Trucking association accuses Will County of unfair overweight ticketing

The head of the Midwest Truckers Association has accused Will County law enforcement of targeting unsuspecting overweight truck drivers along a section of Manhattan-Monee Road near U.S. Route 45 and issuing tickets and hefty fines. Truck drivers often use the road to access U.S. 45, but fewer than 1,500 feet west of U.S. 45 lies a culvert — or a drainage ditch — with a 15-ton weight limit. Signs posted nearby state the road is a truck route.
The head of the Midwest Truckers Association has accused Will County law enforcement of targeting unsuspecting overweight truck drivers along a section of Manhattan-Monee Road near U.S. Route 45 and issuing tickets and hefty fines. Truck drivers often use the road to access U.S. 45, but fewer than 1,500 feet west of U.S. 45 lies a culvert — or a drainage ditch — with a 15-ton weight limit. Signs posted nearby state the road is a truck route.

MANHATTAN — The head of the Midwest Truckers Association has alleged in a letter to the state that Will County law enforcement are targeting unsuspecting truck drivers along a section of Manhattan-Monee Road near U.S. Route 45 and issuing tickets in the tens of thousands of dollars.

“County police have figured out if they just sit at that road, they can make some money,” said Matt Wells, MTA associate director.

Manhattan-Monee Road from U.S. Route 52 east to U.S. 45 serves as a “critical east-west” route for truckers, Wells said. It's a county road, but is maintained by the Illinois Department of Transportation.

In an April 24 letter to IDOT, Wells alleges local police have made more than $2.5 million issuing tickets to truckers caught crossing an area culvert.

When asked Wednesday for revenue totals and the number of tickets issued in this area, Will County Sheriff's Department spokeswoman Kathy Hoffmeyer said the office required a Freedom of Information Act request. The Herald-News filed a FOIA request Wednesday afternoon.

The issue is rooted in what Wells believes to be “confusing signage," he said.

Truck drivers often use the road to access U.S. 45, but fewer than 1,500 feet west of U.S. 45 lies a culvert with a 15-ton weight limit.
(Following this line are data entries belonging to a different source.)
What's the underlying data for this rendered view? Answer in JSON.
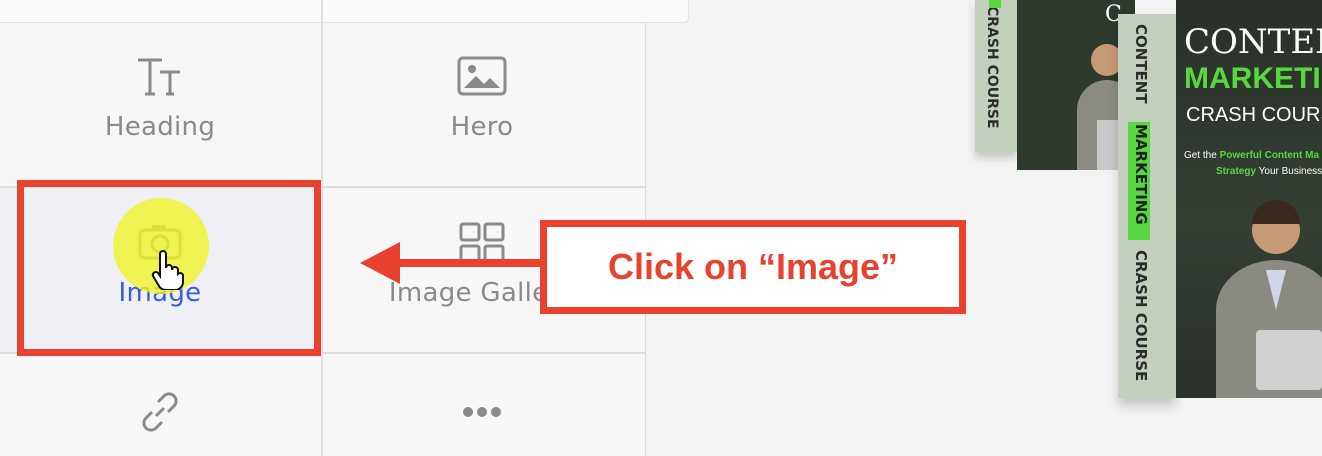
{
  "blocks": {
    "heading": {
      "label": "Heading",
      "icon": "heading-icon"
    },
    "hero": {
      "label": "Hero",
      "icon": "image-icon"
    },
    "image": {
      "label": "Image",
      "icon": "camera-icon",
      "selected": true
    },
    "gallery": {
      "label": "Image Gallery",
      "icon": "grid-icon"
    },
    "link": {
      "label": "",
      "icon": "link-icon"
    },
    "more": {
      "label": "",
      "icon": "more-icon"
    }
  },
  "callout": {
    "text": "Click on “Image”",
    "color": "#e8422e"
  },
  "product": {
    "spine_back_1": "CRASH COURSE",
    "spine_front_1": "CONTENT",
    "spine_front_2": "MARKETING",
    "spine_front_3": "CRASH COURSE",
    "cover_letter": "C",
    "cover_title": "CONTEN",
    "cover_green": "MARKETIN",
    "cover_sub": "CRASH COURS",
    "cover_tag_1": "Get the",
    "cover_tag_bold": "Powerful Content Ma",
    "cover_tag_2": "Strategy",
    "cover_tag_3": "Your Business Ne"
  },
  "colors": {
    "accent": "#e8422e",
    "selected_label": "#3b5bdb",
    "highlight": "#eef324",
    "product_green": "#58d840"
  }
}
When trucks turn onto the road to gain access to U.S. 45, the first sign they see points out a 15-ton weight limit 5 miles ahead.

U.S. 45 also is about 5 miles east of U.S. 52. In the same line of sight is a sign that says the road is a truck route, Wells said.

“What's confusing the truckers is, 'Who in the world would [limit] a structure to 15 tons on a road that has a sign that says truck route?'” Wells said. “So everyone has logically assumed that the culvert 5 miles ahead is just past [U.S. 45] because the sign says it's a truck route and they can access U.S. 45 this way.”

Hoffmeyer said traffic sergeants often patrol the area for overweight violations due to safety concerns. IDOT is responsible for setting the weight limit on the culvert, not the sheriff's office, she said.

Local law enforcement believe the signs are "well-marked," Hoffmeyer said.

Wells said IDOT needs to erect signs clarifying there is no access to U.S. 45 from U.S. 52 for trucks more than 15 tons.

Martin Lohse, a truck driver from Sheridan, was ticketed and fined $22,870 last fall for driving over the culvert with a semitrailer weighing 90,500 pounds, court documents show. His attorney, Lawrence Necheles, said Lohse pleaded guilty, but Necheles is trying to negotiate a reduced fine.

"It may be the law, but the law has to be fair. It can't be this 'gotcha' situation," Necheles said. "The drainage ditch is obviously underneath the road. It's hidden. It's like the death penalty for stealing a pack of gum. This could literally put him out of business."

In an emailed statement, IDOT spokeswoman Carson Quinn said the state agency is “actively investigating signing improvements that could help alleviate this concern.”

“We are in the process of reviewing projects to be included in the upcoming multiyear construction program that would hopefully include a permanent repair at this location,” Quinn said.